Andrew (II) from the kindred Hont-Pázmány (Hont-Pázmány nembeli (II.) András; died 1299) was a Hungarian medieval soldier in the second half of the 13th century. He was the progenitor of the influential Forgách family.

==Family==
Andrew (II) was born into the Forgács branch of the wealthy and prestigious gens (clan) Hont-Pázmány. His father was Andrew (I), a faithful confidant of King Béla IV. His mother was Maria Nánabeszter. Andrew had several siblings, John and Thomas (III) entered ecclesiastical and court career, respectively, while the younger brothers – Ivánka (III) and Nicholas (I) supported their political orientation with military service. They also had two sisters, including Yolanda.

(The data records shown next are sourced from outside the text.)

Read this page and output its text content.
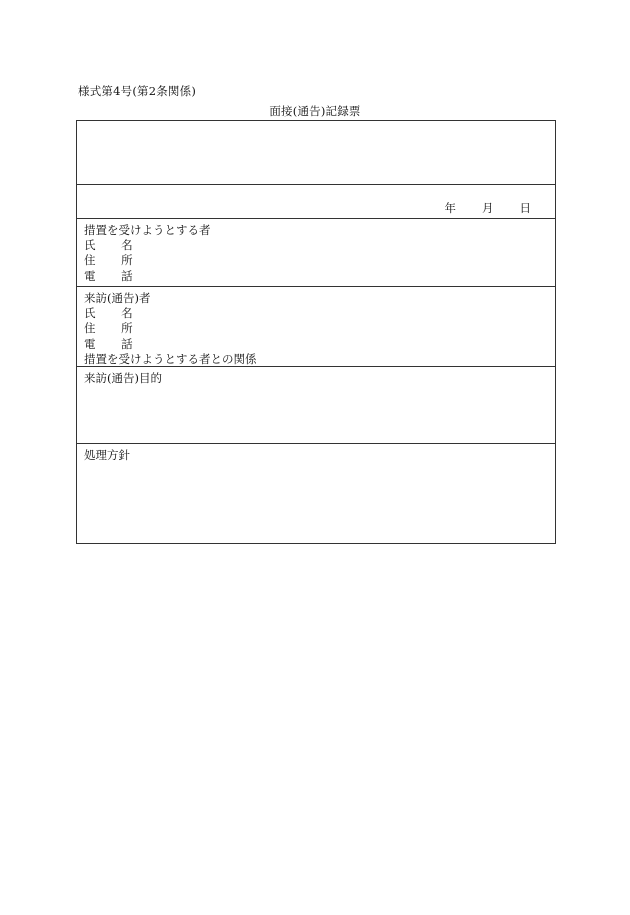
様式第4号(第2条関係)
面接(通告)記録票
年 月 日
措置を受けようとする者
氏 名
住 所
電 話
来訪(通告)者
氏 名
住 所
電 話
措置を受けようとする者との関係
来訪(通告)目的
処理方針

Andrew had two sons from the marriage with his unidentified wife: Nicholas (II) and Andrew (III). Nicholas became the first member of the Forgách noble family, which adopted his nickname ("Forgács") and flourished until the 20th century. Surviving branches still exists today. The other son, Andrew (III) also had two sons, Nicholas (III) and John "the Sharp", but they died before the end of the 14th century without known issues.

==Military service==
Andrew served Ladislaus IV of Hungary faithfully as a courtly knight. For instance, he participated in the Battle on the Marchfeld in 1278. For his service, he was granted the villages of Vajk (present-day Lúčnica nad Žitavou, Slovakia) and Herestény by Ladislaus in March 1287.

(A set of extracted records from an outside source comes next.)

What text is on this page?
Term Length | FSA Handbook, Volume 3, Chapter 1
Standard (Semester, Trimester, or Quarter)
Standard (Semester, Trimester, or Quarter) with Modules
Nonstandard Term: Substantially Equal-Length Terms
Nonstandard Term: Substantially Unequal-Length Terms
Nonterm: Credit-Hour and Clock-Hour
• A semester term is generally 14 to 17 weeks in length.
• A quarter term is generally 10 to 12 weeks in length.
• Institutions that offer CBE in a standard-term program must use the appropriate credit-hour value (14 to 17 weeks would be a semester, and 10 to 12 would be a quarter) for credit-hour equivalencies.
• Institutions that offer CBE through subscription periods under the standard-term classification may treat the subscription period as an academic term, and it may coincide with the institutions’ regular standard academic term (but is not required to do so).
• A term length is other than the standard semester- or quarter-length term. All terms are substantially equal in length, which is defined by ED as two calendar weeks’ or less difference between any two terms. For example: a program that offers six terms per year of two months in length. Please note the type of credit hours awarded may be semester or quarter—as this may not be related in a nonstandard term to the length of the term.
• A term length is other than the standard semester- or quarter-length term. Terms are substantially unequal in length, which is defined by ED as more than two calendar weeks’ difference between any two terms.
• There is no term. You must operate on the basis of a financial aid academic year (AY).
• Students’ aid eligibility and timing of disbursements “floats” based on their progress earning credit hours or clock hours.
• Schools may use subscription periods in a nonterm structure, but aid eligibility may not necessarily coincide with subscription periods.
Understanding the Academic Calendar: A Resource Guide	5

When Andrew III of Hungary ascended the Hungarian throne in 1290, the Hont-Pázmány clan – including Andrew and his brothers – became one of the strongest pillars of his reign, which was characterized by constant rebellions against the royal authority. Andrew functioned as vice-ispán of Árva (comes de Aryna) in 1291, which then belonged to the royal forest of Zólyom. This is the first mention of an existing administrative division called Árva, which later became a separate county after the disintegration of the extensive Zólyom by the mid-14th century. The Hont-Pázmány brothers jointly owned the lordship of Gímes Castle (near present-day Jelenec, Slovakia) and the surrounding landholdings and villages in Nyitra and Bars counties. The four brothers – Thomas, Andrew, Ivánka and Nicholas – divided the lordship of Gímes among themselves in January 1295.

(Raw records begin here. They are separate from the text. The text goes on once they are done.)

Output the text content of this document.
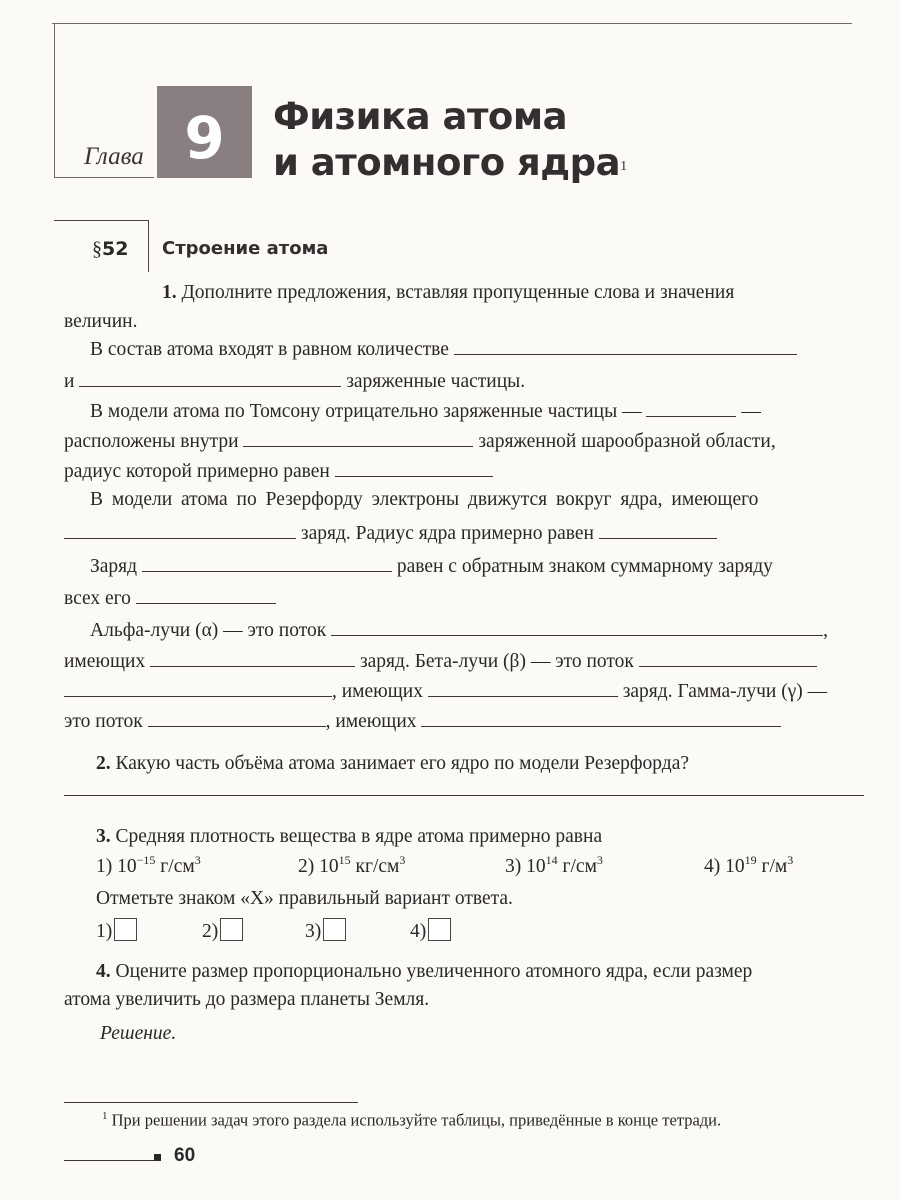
Глава 9	Физика атома
и атомного ядра$^1$
§52 Строение атома
1. Дополните предложения, вставляя пропущенные слова и значения
величин.
В состав атома входят в равном количестве
и	заряженные частицы.
В модели атома по Томсону отрицательно заряженные частицы —	—
расположены внутри	заряженной шарообразной области,
радиус которой примерно равен
В модели атома по Резерфорду электроны движутся вокруг ядра, имеющего
заряд. Радиус ядра примерно равен
Заряд	равен с обратным знаком суммарному заряду
всех его
Альфа-лучи (α) — это поток	,
имеющих	заряд. Бета-лучи (β) — это поток
, имеющих	заряд. Гамма-лучи (γ) —
это поток	, имеющих
2. Какую часть объёма атома занимает его ядро по модели Резерфорда?
3. Средняя плотность вещества в ядре атома примерно равна
1) $10^{-15}$ $г/см^3$	2) $10^{15}$ $кг/см^3$	3) $10^{14}$ $г/см^3$	4) $10^{19}$ $г/м^3$
Отметьте знаком «X» правильный вариант ответа.
1)	2)	3)	4)
4. Оцените размер пропорционально увеличенного атомного ядра, если размер
атома увеличить до размера планеты Земля.
Решение.
$^1$ При решении задач этого раздела используйте таблицы, приведённые в конце тетради.
60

These lands became important, when the neighboring powerful lord Matthew Csák, who possessed and ruled contiguous lands in the north-western counties, turned against Andrew at the end of 1297. The younger brothers Andrew, Ivánka and Nicholas picked fight against the rebellious baron, also representing the monarch's interests, who excused them from all the damage caused to the Csák brothers, Matthew and Csák, and their familiares. After a one-year effective ceasefire, the conflict has recurred between Andrew III and Matthew Csák by the second half of 1299. Following a failed royal campaign led by Demetrius Balassa against the Csák territory, the oligarch's troops invaded the central parts of Upper Hungary. According to a later 14th-century source, Andrew and Ivánka were killed in the skirmish.